Uno sgabello in legno, collocato fuori dal terreno ma molto vicino al suo perimetro, sul lato corto, pare essere l’unico oggetto presente ma non l’unica presenza, perché mettendosi in ascolto si avvertono il cinguettio di alcuni uccelli, il fruscio del vento tra gli alberi, piccoli colpi (a tratti insistenti), battiti ripetuti, uno strofinio, il rumore di qualcosa che viene grattato o strappato, passi.
Nonostante l’ambiente sia popolato di suoni, Il giardino di mio padre. Gli oggetti sotterrati (2019), opera site specific realizzata da Viel appositamente per il PAC, è un lavoro sul silenzio e, con maggiore esattezza, sul silenzio accumulato tra un padre e un figlio, che porta con sé riflessioni sull’identità di genere maschile e sulla difficile eredità simbolica del patriarcato. Un’eredità scomoda, con cui fare i conti.
In occasione della 15° Giornata del Contemporaneo Viel ha realizzato la performance Il giardino di mio padre. Gli oggetti sotterrati, dedicata al padre e alla sua scomparsa.
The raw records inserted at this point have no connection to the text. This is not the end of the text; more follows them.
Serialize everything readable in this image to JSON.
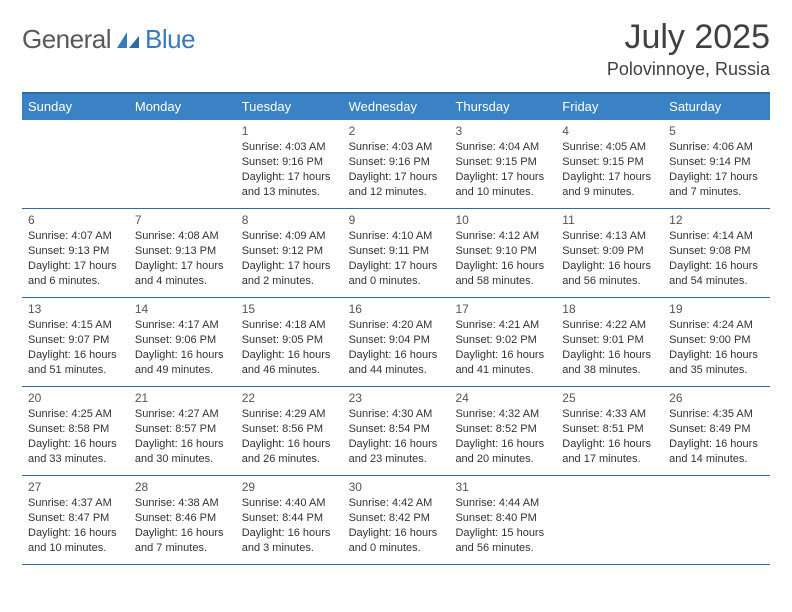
{
  "logo": {
    "text_a": "General",
    "text_b": "Blue"
  },
  "title": "July 2025",
  "subtitle": "Polovinnoye, Russia",
  "colors": {
    "header_bg": "#3b82c4",
    "header_text": "#ffffff",
    "border": "#2d6ca2",
    "body_text": "#333333",
    "logo_gray": "#58595b",
    "logo_blue": "#3a7ab8"
  },
  "day_headers": [
    "Sunday",
    "Monday",
    "Tuesday",
    "Wednesday",
    "Thursday",
    "Friday",
    "Saturday"
  ],
  "weeks": [
    [
      {
        "day": "",
        "sunrise": "",
        "sunset": "",
        "daylight": ""
      },
      {
        "day": "",
        "sunrise": "",
        "sunset": "",
        "daylight": ""
      },
      {
        "day": "1",
        "sunrise": "Sunrise: 4:03 AM",
        "sunset": "Sunset: 9:16 PM",
        "daylight": "Daylight: 17 hours and 13 minutes."
      },
      {
        "day": "2",
        "sunrise": "Sunrise: 4:03 AM",
        "sunset": "Sunset: 9:16 PM",
        "daylight": "Daylight: 17 hours and 12 minutes."
      },
      {
        "day": "3",
        "sunrise": "Sunrise: 4:04 AM",
        "sunset": "Sunset: 9:15 PM",
        "daylight": "Daylight: 17 hours and 10 minutes."
      },
      {
        "day": "4",
        "sunrise": "Sunrise: 4:05 AM",
        "sunset": "Sunset: 9:15 PM",
        "daylight": "Daylight: 17 hours and 9 minutes."
      },
      {
        "day": "5",
        "sunrise": "Sunrise: 4:06 AM",
        "sunset": "Sunset: 9:14 PM",
        "daylight": "Daylight: 17 hours and 7 minutes."
      }
    ],
    [
      {
        "day": "6",
        "sunrise": "Sunrise: 4:07 AM",
        "sunset": "Sunset: 9:13 PM",
        "daylight": "Daylight: 17 hours and 6 minutes."
      },
      {
        "day": "7",
        "sunrise": "Sunrise: 4:08 AM",
        "sunset": "Sunset: 9:13 PM",
        "daylight": "Daylight: 17 hours and 4 minutes."
      },
      {
        "day": "8",
        "sunrise": "Sunrise: 4:09 AM",
        "sunset": "Sunset: 9:12 PM",
        "daylight": "Daylight: 17 hours and 2 minutes."
      },
      {
        "day": "9",
        "sunrise": "Sunrise: 4:10 AM",
        "sunset": "Sunset: 9:11 PM",
        "daylight": "Daylight: 17 hours and 0 minutes."
      },
      {
        "day": "10",
        "sunrise": "Sunrise: 4:12 AM",
        "sunset": "Sunset: 9:10 PM",
        "daylight": "Daylight: 16 hours and 58 minutes."
      },
      {
        "day": "11",
        "sunrise": "Sunrise: 4:13 AM",
        "sunset": "Sunset: 9:09 PM",
        "daylight": "Daylight: 16 hours and 56 minutes."
      },
      {
        "day": "12",
        "sunrise": "Sunrise: 4:14 AM",
        "sunset": "Sunset: 9:08 PM",
        "daylight": "Daylight: 16 hours and 54 minutes."
      }
    ],
    [
      {
        "day": "13",
        "sunrise": "Sunrise: 4:15 AM",
        "sunset": "Sunset: 9:07 PM",
        "daylight": "Daylight: 16 hours and 51 minutes."
      },
      {
        "day": "14",
        "sunrise": "Sunrise: 4:17 AM",
        "sunset": "Sunset: 9:06 PM",
        "daylight": "Daylight: 16 hours and 49 minutes."
      },
      {
        "day": "15",
        "sunrise": "Sunrise: 4:18 AM",
        "sunset": "Sunset: 9:05 PM",
        "daylight": "Daylight: 16 hours and 46 minutes."
      },
      {
        "day": "16",
        "sunrise": "Sunrise: 4:20 AM",
        "sunset": "Sunset: 9:04 PM",
        "daylight": "Daylight: 16 hours and 44 minutes."
      },
      {
        "day": "17",
        "sunrise": "Sunrise: 4:21 AM",
        "sunset": "Sunset: 9:02 PM",
        "daylight": "Daylight: 16 hours and 41 minutes."
      },
      {
        "day": "18",
        "sunrise": "Sunrise: 4:22 AM",
        "sunset": "Sunset: 9:01 PM",
        "daylight": "Daylight: 16 hours and 38 minutes."
      },
      {
        "day": "19",
        "sunrise": "Sunrise: 4:24 AM",
        "sunset": "Sunset: 9:00 PM",
        "daylight": "Daylight: 16 hours and 35 minutes."
      }
    ],
    [
      {
        "day": "20",
        "sunrise": "Sunrise: 4:25 AM",
        "sunset": "Sunset: 8:58 PM",
        "daylight": "Daylight: 16 hours and 33 minutes."
      },
      {
        "day": "21",
        "sunrise": "Sunrise: 4:27 AM",
        "sunset": "Sunset: 8:57 PM",
        "daylight": "Daylight: 16 hours and 30 minutes."
      },
      {
        "day": "22",
        "sunrise": "Sunrise: 4:29 AM",
        "sunset": "Sunset: 8:56 PM",
        "daylight": "Daylight: 16 hours and 26 minutes."
      },
      {
        "day": "23",
        "sunrise": "Sunrise: 4:30 AM",
        "sunset": "Sunset: 8:54 PM",
        "daylight": "Daylight: 16 hours and 23 minutes."
      },
      {
        "day": "24",
        "sunrise": "Sunrise: 4:32 AM",
        "sunset": "Sunset: 8:52 PM",
        "daylight": "Daylight: 16 hours and 20 minutes."
      },
      {
        "day": "25",
        "sunrise": "Sunrise: 4:33 AM",
        "sunset": "Sunset: 8:51 PM",
        "daylight": "Daylight: 16 hours and 17 minutes."
      },
      {
        "day": "26",
        "sunrise": "Sunrise: 4:35 AM",
        "sunset": "Sunset: 8:49 PM",
        "daylight": "Daylight: 16 hours and 14 minutes."
      }
    ],
    [
      {
        "day": "27",
        "sunrise": "Sunrise: 4:37 AM",
        "sunset": "Sunset: 8:47 PM",
        "daylight": "Daylight: 16 hours and 10 minutes."
      },
      {
        "day": "28",
        "sunrise": "Sunrise: 4:38 AM",
        "sunset": "Sunset: 8:46 PM",
        "daylight": "Daylight: 16 hours and 7 minutes."
      },
      {
        "day": "29",
        "sunrise": "Sunrise: 4:40 AM",
        "sunset": "Sunset: 8:44 PM",
        "daylight": "Daylight: 16 hours and 3 minutes."
      },
      {
        "day": "30",
        "sunrise": "Sunrise: 4:42 AM",
        "sunset": "Sunset: 8:42 PM",
        "daylight": "Daylight: 16 hours and 0 minutes."
      },
      {
        "day": "31",
        "sunrise": "Sunrise: 4:44 AM",
        "sunset": "Sunset: 8:40 PM",
        "daylight": "Daylight: 15 hours and 56 minutes."
      },
      {
        "day": "",
        "sunrise": "",
        "sunset": "",
        "daylight": ""
      },
      {
        "day": "",
        "sunrise": "",
        "sunset": "",
        "daylight": ""
      }
    ]
  ]
}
L'artista entra nell’installazione e inizia a perlustrare il giardino, a misurarne a occhio la superficie, a smuoverne il terreno in un tentativo di trovarvi i reperti tardivi di un contatto tra due uomini: si sposta da un punto all’altro, di tanto in tanto si inginocchia e usa le mani per cercare e dissotterrare oggetti che lascia provvisoriamente sulla superficie per poi tornare a sotterrarli, insieme agli altri emersi nel ripetersi di questi gesti. Quando esce dal terreno, tutti gli oggetti sono stati risotterrati.
Ad azione finita, e per tutta la durata della mostra, i visitatori, ascoltando l’intervento sonoro ambientale, possono percorrere o osservare il giardino, sedersi sullo sgabello e restare a guardare il vuoto paesaggio.
Completa l’installazione un grande foglio di semplice carta bianca, incorniciato, sul quale Viel ha elencato a mano tutti gli oggetti sotterrati nel giardino.